Alors, l’expérimentation de la Métropole de Lyon, qui se veut comme un filet de sécurité pour ces jeunes, peut-elle être une inspiration pour un dispositif national au profit des jeunes les plus éloignés du marché du travail ? Peut-elle conduire à réfléchir à un RSA jeune ?
Plusieurs candidats proposent l’établissement d’un revenu pour les jeunes. Le candidat écologiste Yannick Jadot propose un revenu de base de 740 euros pour tout le monde, et donc accessible dès 18 ans. Fabien Roussel, candidat communiste, souhaite lui l’ouverture du RSA aux moins de 25 ans.
Mais quelle est la méthode la plus efficace ? Un revenu inconditionnel qui découlerait, plus ou moins, de la philosophie du dispositif lyonnais ? Le renforcement du dispositif actuel ?
Politique active ou redistribution ?
Thérèse Rebière, maître de conférence au Cnam, économiste du travail, explique la différence entre ces deux approches, celle du transfert de revenu, et celle de l’employabilité :
« Le Revenu de solidarité Jeune vise à atténuer les effets de la précarité, mais ne résout pas le problème de l'employabilité, qui doit être traité par une politique active avec la prise en compte du volet adéquation offre-demande », explique l’économiste. « C'est en ce sens que des dispositifs avec ces mécanismes permettant de rapprocher ces publics de l’emploi sont plus efficaces qu'une mesure de redistribution pure ».
Alors un revenu pour la jeunesse, oui, mais adossé à un dispositif incitatif.
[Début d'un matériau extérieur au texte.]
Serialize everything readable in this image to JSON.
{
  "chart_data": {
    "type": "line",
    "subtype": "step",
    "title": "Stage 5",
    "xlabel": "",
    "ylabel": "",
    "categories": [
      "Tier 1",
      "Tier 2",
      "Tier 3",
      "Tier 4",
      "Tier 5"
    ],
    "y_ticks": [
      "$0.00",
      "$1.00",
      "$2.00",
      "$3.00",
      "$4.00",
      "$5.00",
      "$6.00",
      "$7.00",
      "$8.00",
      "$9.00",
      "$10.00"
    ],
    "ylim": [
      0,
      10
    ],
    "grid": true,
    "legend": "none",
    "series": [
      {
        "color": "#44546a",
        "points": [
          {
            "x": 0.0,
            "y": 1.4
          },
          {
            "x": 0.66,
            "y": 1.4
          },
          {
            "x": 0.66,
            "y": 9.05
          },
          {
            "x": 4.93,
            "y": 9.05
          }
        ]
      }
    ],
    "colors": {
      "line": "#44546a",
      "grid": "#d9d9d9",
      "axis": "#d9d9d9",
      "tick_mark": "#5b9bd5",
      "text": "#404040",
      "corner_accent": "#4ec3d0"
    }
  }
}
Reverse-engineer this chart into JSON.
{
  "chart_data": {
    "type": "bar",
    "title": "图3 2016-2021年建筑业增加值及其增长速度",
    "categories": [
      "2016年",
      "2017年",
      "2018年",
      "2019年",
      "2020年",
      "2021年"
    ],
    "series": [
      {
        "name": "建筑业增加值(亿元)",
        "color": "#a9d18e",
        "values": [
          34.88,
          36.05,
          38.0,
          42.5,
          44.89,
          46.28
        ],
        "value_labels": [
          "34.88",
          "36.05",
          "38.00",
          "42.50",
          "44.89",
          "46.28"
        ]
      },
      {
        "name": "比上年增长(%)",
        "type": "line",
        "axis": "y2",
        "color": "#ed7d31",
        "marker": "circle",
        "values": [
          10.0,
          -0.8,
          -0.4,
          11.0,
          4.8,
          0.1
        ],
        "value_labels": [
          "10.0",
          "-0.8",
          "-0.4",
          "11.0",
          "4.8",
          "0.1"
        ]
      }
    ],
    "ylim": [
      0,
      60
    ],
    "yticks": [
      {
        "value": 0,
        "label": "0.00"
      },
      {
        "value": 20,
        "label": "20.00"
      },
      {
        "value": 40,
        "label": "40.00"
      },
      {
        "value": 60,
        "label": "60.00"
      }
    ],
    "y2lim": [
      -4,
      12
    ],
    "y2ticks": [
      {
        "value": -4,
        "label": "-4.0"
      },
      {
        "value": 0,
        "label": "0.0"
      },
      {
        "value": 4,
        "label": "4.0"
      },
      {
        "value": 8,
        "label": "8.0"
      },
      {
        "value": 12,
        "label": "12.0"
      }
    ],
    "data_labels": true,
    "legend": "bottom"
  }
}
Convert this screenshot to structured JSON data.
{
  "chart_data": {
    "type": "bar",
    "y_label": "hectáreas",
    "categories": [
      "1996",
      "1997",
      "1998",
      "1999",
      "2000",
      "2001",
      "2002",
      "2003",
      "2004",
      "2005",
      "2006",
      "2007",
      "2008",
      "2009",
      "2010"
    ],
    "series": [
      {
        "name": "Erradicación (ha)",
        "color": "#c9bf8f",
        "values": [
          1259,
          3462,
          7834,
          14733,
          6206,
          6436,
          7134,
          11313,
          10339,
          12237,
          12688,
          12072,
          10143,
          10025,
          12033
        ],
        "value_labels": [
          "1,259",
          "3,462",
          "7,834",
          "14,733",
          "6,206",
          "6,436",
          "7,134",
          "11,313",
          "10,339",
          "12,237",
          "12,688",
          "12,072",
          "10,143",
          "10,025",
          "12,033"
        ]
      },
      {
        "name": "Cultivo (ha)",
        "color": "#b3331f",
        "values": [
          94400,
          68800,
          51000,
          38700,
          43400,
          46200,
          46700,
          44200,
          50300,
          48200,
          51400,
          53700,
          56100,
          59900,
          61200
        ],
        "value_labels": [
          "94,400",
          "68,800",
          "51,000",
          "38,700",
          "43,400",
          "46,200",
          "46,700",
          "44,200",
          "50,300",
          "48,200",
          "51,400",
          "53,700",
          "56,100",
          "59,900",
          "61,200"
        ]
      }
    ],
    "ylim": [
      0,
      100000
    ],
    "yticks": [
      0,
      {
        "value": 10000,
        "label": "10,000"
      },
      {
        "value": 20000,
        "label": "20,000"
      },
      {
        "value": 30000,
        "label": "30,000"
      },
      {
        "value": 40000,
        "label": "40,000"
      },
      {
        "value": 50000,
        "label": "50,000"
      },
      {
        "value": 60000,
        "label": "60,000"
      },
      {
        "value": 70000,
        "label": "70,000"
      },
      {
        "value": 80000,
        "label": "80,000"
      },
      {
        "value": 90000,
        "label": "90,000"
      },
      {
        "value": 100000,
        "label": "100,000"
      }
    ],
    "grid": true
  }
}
Concernant le récent Contrat d’Engagement Jeune, allant dans ce sens, l’économiste se veut plutôt positive :
C'est un dispositif ciblé qui offre un revenu de substitution aux jeunes les plus éloignés de l'emploi sous réserve d'un engagement à s'investir dans son parcours d'insertion, sans quoi le contrat est rompu. Il y a donc bien une contrepartie d'engagement à ce contrat qui n'est donc pas un blanc-seing », détaille Thérèse Rebière.
Des approches réconciliables ?
Dans une note réalisée pour TerraNova, Tom Chevalier, chargé de recherche au CNRS, estime que l’ouverture d’un RSA jeune ne serait pas incompatible avec le renforcement du Contrat d’Engagement Jeune et donc une politique active. Mais pour ce faire, il estime que cette garantie doit devenir une vraie prestation légale d’assistance chômage :
Il faudrait ainsi que le Contrat d’Engagement Jeune (CEJ) ne soit pas limité dans le temps et qu’il ne soit pas contingenté, pour devenir un véritable droit social. Le RSA couvrirait alors les profils non couverts pour le CEJ, tandis que le CEJ couvrirait les jeunes en recherche d’emploi. L’absence de limite dans le temps permettrait de mieux prendre en compte les freins périphériques à l’emploi qui peuvent peser sur les jeunes ».
Alors RSA jeune ? Renforcement du Contrat d’engagement Jeune ? Les arguments sont posés, le débat est ouvert.